Читаем Detective Fiction Weekly. Vol. 36, No. 4, October 20, 1928 полностью

The hand resisted the effort as though the dead man still had strength. But Parker had to have that ring. And down the road some one was coming. In desperation as savage as had been his attack, Parker used the knife again.

He was tried, found guilty and executed.

George Manners was released, but had to wait weary months before the woman he loved recovered sufficiently to marry.

And Justice, whom the ironic gods had for the time pushed off her pedestal, regained it.

The Flight of Stephen Barr

J. S. Fletcher

Archer Dawe, man of many disguises, tracks a coffin and a body to the million dollar loot from a bank robbery.

* * *

“Guilty!”

The foreman of the jury uttered the fatal word with the hesitation of a man who is loath to voice the decision which deprives a human being of his liberty. He and his fellow jurymen kept their eyes away from the man in the dock; every one of them at some time or another had partaken of his good fare, drunk his vintage wines, smoked his cabinet cigars, and now—

“You find the prisoner guilty; and that is the verdict of you all?”

“We find the prisoner guilty, and that is the verdict of us all,” repeated the foreman in dull tones.

Something in his mien suggested that he was glad to have to say no more. He and his eleven companions in the cramped-in jury-box wanted to get away, to breathe, to have done with an ugly passage in the life of their little town. What need of more talking? It had been impossible not to find their old friend and neighbor guilty. Of course, he was guilty — guilty as Cain or Judas. Get the thing over.

The man in the dock seemed to share the opinion of the jury. His face was absolutely emotionless as he heard the fatal words drop limply from the foreman’s lips, and he shook his head with something of a contemptuous smile when asked if he had anything to say as to why sentence should not be passed upon him. What was there to say?

“John Barr,” said the stern-faced embodiment of justice whom he faced. “You have been convicted on the clearest evidence of the very serious crime of embezzlement. There were no fewer than nine counts in the indictment against you. It was only considered necessary to proceed with one — that relating to your embezzlement during the month of July, 1926, of a sum of three thousand seven hundred dollars, the moneys of your employers, the Yorkshire Banking Company — and upon that charge you have been found guilty.

“But it has been clearly established during the course of your trial that this forms only a small part of your depredations upon your employers’ funds.

“I note that the sums mentioned in the nine counts total up to nine hundred and eighty-seven thousand dollars, and we have heard it stated by the prosecution that there are further sums to be accounted for, and that the probable total loss to the bank will exceed two million dollars.

“Now, there are several unfortunate features about this case, and not the least unfortunate lies in the fact that it is believed that a very considerable portion of the money which you have embezzled is at this moment at your disposal. Appeals have been made to you from time to time, since you were first committed for trial, to make restitution. All these appeals have been in vain.

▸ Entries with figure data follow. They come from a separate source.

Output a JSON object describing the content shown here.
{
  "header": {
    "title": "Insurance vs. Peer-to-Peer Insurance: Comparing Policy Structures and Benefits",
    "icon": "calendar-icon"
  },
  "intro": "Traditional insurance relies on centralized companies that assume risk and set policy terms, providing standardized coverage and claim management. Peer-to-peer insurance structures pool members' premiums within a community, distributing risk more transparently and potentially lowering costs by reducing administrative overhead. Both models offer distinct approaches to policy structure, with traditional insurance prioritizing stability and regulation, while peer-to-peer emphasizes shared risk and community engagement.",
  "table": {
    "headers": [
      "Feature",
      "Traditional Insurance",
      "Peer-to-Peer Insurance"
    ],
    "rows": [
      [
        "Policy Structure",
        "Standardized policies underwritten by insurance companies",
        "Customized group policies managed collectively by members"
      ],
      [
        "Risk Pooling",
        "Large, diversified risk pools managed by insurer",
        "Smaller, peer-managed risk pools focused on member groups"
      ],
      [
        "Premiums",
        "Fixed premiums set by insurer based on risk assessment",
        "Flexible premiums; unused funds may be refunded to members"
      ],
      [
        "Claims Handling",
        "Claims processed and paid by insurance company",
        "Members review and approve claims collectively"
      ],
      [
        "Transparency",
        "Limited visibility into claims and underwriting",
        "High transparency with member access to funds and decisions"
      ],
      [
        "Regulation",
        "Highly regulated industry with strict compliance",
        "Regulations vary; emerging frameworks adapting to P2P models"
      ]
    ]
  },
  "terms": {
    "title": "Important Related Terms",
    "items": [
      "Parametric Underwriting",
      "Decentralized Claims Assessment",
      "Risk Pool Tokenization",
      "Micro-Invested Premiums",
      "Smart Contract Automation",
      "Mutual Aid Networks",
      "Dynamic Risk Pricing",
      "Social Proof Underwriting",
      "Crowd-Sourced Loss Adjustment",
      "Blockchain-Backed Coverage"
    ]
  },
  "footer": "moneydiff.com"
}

“Now, if it be a fact that any part of the money of which you have robbed your employers is recoverable, let me beg of you to make proper restitution for the sake of your own conscience and the honor of your family, which, as I am informed, has long occupied a foremost position in this town.

“This has been a singularly painful case, and it is a painful thing for me, in the discharge of my duty, to feel obliged to pass upon you a sentence of ten years’ penal servitude.”

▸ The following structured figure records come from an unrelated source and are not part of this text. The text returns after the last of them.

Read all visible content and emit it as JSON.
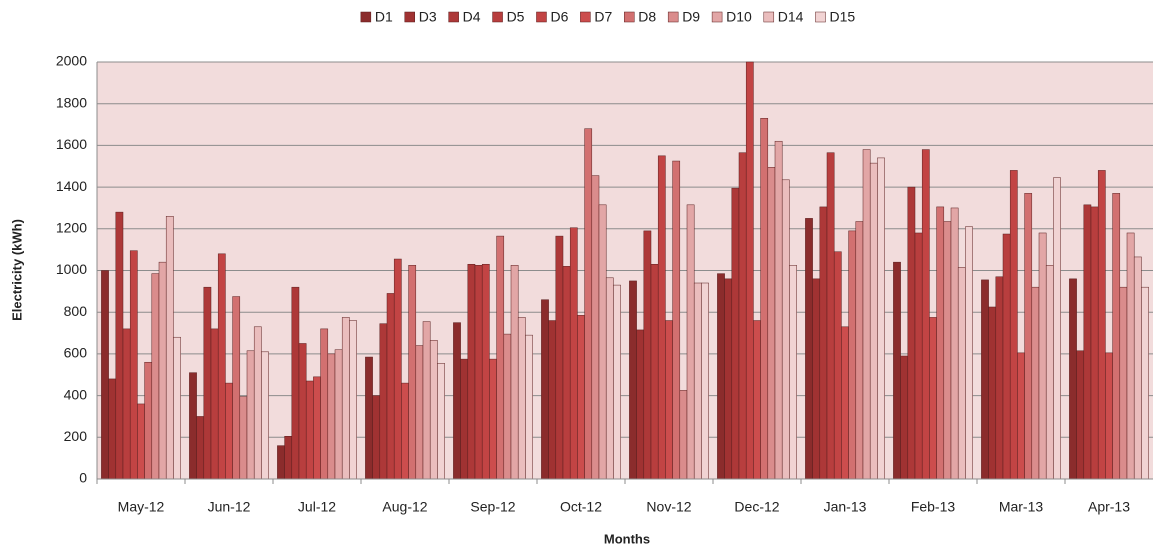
{
  "chart_data": {
    "type": "bar",
    "xlabel": "Months",
    "ylabel": "Electricity (kWh)",
    "categories": [
      "May-12",
      "Jun-12",
      "Jul-12",
      "Aug-12",
      "Sep-12",
      "Oct-12",
      "Nov-12",
      "Dec-12",
      "Jan-13",
      "Feb-13",
      "Mar-13",
      "Apr-13"
    ],
    "series": [
      {
        "name": "D1",
        "color": "#8b2c2c",
        "values": [
          1000,
          510,
          160,
          585,
          750,
          860,
          950,
          985,
          1250,
          1040,
          955,
          960
        ]
      },
      {
        "name": "D3",
        "color": "#a03232",
        "values": [
          480,
          300,
          205,
          400,
          575,
          760,
          715,
          960,
          960,
          590,
          825,
          615
        ]
      },
      {
        "name": "D4",
        "color": "#ad3838",
        "values": [
          1280,
          920,
          920,
          745,
          1030,
          1165,
          1190,
          1395,
          1305,
          1400,
          970,
          1315
        ]
      },
      {
        "name": "D5",
        "color": "#b83e3e",
        "values": [
          720,
          720,
          650,
          890,
          1025,
          1020,
          1030,
          1565,
          1565,
          1180,
          1175,
          1305
        ]
      },
      {
        "name": "D6",
        "color": "#c24444",
        "values": [
          1095,
          1080,
          470,
          1055,
          1030,
          1205,
          1550,
          2000,
          1090,
          1580,
          1480,
          1480
        ]
      },
      {
        "name": "D7",
        "color": "#cc4d4d",
        "values": [
          360,
          460,
          490,
          460,
          575,
          785,
          760,
          760,
          730,
          775,
          605,
          605
        ]
      },
      {
        "name": "D8",
        "color": "#d27070",
        "values": [
          560,
          875,
          720,
          1025,
          1165,
          1680,
          1525,
          1730,
          1190,
          1305,
          1370,
          1370
        ]
      },
      {
        "name": "D9",
        "color": "#da8c8c",
        "values": [
          985,
          395,
          600,
          640,
          695,
          1455,
          425,
          1495,
          1235,
          1235,
          920,
          920
        ]
      },
      {
        "name": "D10",
        "color": "#e2a6a6",
        "values": [
          1040,
          615,
          620,
          755,
          1025,
          1315,
          1315,
          1620,
          1580,
          1300,
          1180,
          1180
        ]
      },
      {
        "name": "D14",
        "color": "#eabdbd",
        "values": [
          1260,
          730,
          775,
          665,
          775,
          965,
          940,
          1435,
          1515,
          1015,
          1025,
          1065
        ]
      },
      {
        "name": "D15",
        "color": "#f1d3d3",
        "values": [
          680,
          610,
          760,
          555,
          690,
          930,
          940,
          1025,
          1540,
          1210,
          1445,
          920
        ]
      }
    ],
    "ylim": [
      0,
      2000
    ],
    "yticks": [
      0,
      200,
      400,
      600,
      800,
      1000,
      1200,
      1400,
      1600,
      1800,
      2000
    ],
    "grid": true,
    "legend": "top"
  }
}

John Barr heard his sentence with as little show of emotion as he had heard the verdict of the jury. He looked round the court for a moment as if seeking some face.

A man sitting in a retired seat caught his eye — a man who bore a distinct resemblance to him, and who had listened to the whole of the proceedings with downcast head. This man was now regarding the convicted man with an intent look.

John Barr, for the fraction of a second, returned it; then, with a quick glance round him — the glance of a man who looks at familiar objects and faces for the last time — he bowed to the seat of justice, turned, and was gone.

The people who had crowded the court since the door first opened that morning streamed out into Market Place. There were several cases to come on yet, but the great case of the day was over, and all Normancaster wanted to get somewhere to talk over the result.

Ten years’ penal servitude! — well, it was only what any one could expect. And two million dollars — and had John Barr disposed of some of it in such a fashion that he could handle it when he came out of prison?